Being on the set of the Barbie film must have been mind-bending, then. “Oh absolutely — I felt starstruck by Ryan [Gosling],” she says. The thing about Margot Robbie, she explains, “is that she’s so nice, that you almost immediately forget how much of a star she is… not that Ryan isn’t nice, but I didn’t have as much to do with him. So whenever I saw him around, I was just like ‘f***, wow.’”
The attention Abela has received for Industry has been a “wild ride”, she says, because it was so unexpected. She was brought up in Brighton by her mum (her parents separated when she was four) Caroline Gruber, a theatre actress. “My mum was always like, ‘if you can do anything else, do it — because this is hard,’” says Abela. During her daughter’s school years, Gruber worked in a call centre, writing scripts for charities to make ends meet.
“So, it wasn’t like I grew up with my mother being a dame of the theatre — and in a way, it was a much more realistic view of what a jobbing actor’s life looks like.” Abela’s “sensible” back-up career would have been law, she explains. “For university, I applied to UCL and my mum and I went on an open day.” Rada was just down the road. “Mum was like, ‘don’t you just want to go there? Wouldn’t that be so much better?’ And the truth was that yes, that was definitely what I wanted to do.”
So she auditioned and got in — forearmed with an insight into what life in the theatre was like for most actors. “I never started this job expecting to become some kind of superstar — and that is still so far from anything I’ve envisioned. I just love acting.”
The week we talk, the Prime Minister has lifted the cap on bankers’ bonuses. Industry is regularly praised for its accurate depiction of life in the City and Abela points out one of the most interesting aspects for her has been “peeking behind the curtain” of this rarefied world. She grew up in the wake of the 2008 financial crash — and the demonisation of the bankers which went with it — and thinks the show humanises the people working in the banking industry because “you do get to understand that it is genuinely hard work”.

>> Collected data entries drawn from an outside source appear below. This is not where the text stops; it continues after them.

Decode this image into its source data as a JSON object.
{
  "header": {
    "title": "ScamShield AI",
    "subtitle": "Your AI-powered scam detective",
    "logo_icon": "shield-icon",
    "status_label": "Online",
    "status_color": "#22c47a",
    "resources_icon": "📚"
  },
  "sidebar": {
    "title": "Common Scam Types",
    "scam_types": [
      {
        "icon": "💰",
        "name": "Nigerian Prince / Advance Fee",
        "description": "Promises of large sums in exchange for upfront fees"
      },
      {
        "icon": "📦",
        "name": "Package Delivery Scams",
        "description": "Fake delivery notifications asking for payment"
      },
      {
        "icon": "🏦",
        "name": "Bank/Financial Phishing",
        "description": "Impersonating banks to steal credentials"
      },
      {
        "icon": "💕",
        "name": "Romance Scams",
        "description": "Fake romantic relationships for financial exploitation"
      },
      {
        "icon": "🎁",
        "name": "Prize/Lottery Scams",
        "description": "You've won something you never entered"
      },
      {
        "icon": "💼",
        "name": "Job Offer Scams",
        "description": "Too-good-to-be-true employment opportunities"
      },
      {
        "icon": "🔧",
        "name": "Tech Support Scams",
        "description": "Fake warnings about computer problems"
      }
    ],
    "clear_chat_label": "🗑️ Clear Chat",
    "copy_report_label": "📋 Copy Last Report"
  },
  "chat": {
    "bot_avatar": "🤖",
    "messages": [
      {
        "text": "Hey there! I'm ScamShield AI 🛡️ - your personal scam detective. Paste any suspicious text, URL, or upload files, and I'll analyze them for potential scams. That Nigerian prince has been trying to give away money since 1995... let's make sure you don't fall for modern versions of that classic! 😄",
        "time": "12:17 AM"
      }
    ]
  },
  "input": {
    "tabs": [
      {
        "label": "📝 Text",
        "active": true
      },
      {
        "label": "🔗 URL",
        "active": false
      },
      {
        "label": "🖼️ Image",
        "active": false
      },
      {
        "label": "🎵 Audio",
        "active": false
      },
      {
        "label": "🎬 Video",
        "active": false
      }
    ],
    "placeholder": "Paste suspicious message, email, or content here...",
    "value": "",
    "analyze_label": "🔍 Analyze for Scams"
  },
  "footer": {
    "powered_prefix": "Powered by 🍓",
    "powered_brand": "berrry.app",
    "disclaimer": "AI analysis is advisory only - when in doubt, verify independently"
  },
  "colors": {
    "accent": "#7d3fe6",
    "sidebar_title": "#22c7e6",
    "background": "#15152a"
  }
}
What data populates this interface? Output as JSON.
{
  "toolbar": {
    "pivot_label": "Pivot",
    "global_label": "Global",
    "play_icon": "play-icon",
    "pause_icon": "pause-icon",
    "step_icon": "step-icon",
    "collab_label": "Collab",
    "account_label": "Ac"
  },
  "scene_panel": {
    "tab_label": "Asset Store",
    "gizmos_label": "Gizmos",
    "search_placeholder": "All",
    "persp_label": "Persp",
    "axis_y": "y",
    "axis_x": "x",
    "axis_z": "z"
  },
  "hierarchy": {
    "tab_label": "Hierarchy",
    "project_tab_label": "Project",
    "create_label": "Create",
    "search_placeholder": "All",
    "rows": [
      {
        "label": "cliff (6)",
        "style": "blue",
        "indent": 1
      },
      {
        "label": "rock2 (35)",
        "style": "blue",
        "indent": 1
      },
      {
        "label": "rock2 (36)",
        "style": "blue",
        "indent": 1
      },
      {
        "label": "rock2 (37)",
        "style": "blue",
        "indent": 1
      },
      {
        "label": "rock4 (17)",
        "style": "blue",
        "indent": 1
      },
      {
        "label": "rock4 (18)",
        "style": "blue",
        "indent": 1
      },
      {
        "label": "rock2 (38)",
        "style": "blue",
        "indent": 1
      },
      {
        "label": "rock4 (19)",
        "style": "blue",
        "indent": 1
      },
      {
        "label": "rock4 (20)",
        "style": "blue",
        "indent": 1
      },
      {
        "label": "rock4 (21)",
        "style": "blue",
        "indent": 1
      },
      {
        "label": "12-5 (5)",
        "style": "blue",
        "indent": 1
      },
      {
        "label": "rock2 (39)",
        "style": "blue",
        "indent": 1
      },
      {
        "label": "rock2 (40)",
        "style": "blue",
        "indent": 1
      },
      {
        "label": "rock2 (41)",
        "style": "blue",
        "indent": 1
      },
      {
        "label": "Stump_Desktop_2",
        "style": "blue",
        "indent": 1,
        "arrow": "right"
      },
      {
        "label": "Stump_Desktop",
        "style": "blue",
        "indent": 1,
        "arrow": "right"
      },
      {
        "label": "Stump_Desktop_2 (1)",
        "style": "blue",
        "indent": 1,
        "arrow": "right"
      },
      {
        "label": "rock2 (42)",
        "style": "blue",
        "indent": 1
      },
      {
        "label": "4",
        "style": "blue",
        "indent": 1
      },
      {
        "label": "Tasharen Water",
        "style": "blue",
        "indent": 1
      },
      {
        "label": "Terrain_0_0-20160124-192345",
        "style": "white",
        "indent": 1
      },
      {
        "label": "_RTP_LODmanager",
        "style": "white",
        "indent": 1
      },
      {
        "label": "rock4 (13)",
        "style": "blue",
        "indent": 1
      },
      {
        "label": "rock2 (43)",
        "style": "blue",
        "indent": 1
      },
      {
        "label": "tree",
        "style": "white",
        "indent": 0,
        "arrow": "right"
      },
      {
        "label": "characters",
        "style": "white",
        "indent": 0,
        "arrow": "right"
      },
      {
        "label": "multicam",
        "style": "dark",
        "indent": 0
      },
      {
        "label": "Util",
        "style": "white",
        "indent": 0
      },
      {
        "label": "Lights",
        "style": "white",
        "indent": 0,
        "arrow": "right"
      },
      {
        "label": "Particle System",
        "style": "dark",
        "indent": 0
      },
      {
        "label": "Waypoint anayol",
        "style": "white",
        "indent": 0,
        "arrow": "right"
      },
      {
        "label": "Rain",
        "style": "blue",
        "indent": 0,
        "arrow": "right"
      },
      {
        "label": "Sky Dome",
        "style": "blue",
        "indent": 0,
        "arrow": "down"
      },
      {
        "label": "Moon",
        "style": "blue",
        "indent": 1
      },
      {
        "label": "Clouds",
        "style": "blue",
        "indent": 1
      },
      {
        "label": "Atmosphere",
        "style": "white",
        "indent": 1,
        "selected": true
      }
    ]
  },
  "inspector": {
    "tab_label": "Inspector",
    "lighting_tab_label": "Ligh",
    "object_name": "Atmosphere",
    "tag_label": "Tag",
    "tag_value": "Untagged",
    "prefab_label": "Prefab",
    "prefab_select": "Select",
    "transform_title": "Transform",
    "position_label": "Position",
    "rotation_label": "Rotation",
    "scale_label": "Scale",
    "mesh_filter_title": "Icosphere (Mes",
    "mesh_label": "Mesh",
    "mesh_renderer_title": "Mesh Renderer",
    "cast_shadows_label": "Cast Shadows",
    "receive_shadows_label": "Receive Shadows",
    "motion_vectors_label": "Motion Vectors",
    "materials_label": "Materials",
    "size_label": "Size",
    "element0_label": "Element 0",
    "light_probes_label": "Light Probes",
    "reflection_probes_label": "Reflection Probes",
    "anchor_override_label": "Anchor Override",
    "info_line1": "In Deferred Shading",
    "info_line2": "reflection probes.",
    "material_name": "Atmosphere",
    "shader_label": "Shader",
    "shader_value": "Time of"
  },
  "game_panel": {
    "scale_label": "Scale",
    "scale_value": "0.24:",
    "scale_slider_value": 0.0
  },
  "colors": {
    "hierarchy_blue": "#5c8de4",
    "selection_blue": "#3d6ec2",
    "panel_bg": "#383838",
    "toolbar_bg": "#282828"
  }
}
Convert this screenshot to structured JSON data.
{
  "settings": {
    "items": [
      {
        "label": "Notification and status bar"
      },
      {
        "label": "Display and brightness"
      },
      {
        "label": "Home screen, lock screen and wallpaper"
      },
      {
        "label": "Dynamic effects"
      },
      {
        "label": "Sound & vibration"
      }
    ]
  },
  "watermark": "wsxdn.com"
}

But for Abela personally, the removal of the cap on bonuses left a bitter aftertaste. “It’s hard to ignore the fact that we’ve just been through a pandemic, and we’ve seen NHS workers do the most ungodly hours, in the most ungodly conditions — and their pay rise was so minimal. It feels like all they got was a clap every Thursday.” She adds, diplomatically, that “it’s not for me to say who deserves what” but concludes that “the priorities in this country are all the way messed up.”
She’s reluctant to be drawn further on her politics because she doesn’t think she’s in a position where her political views are particularly relevant. “People don’t need to be told how to feel by someone on a TV show,” she says. It’s a fair point, though the themes Industry deals with do lend themselves to these kinds of conversations. For what it’s worth Abela’s view’s aren’t very Pierpoint-appropriate: Liz Truss should concentrate on funding things like renewable energy — “I’m obviously very scared about climate change, as everyone should be” — instead of “funnelling any more money into the pockets of billionaires”.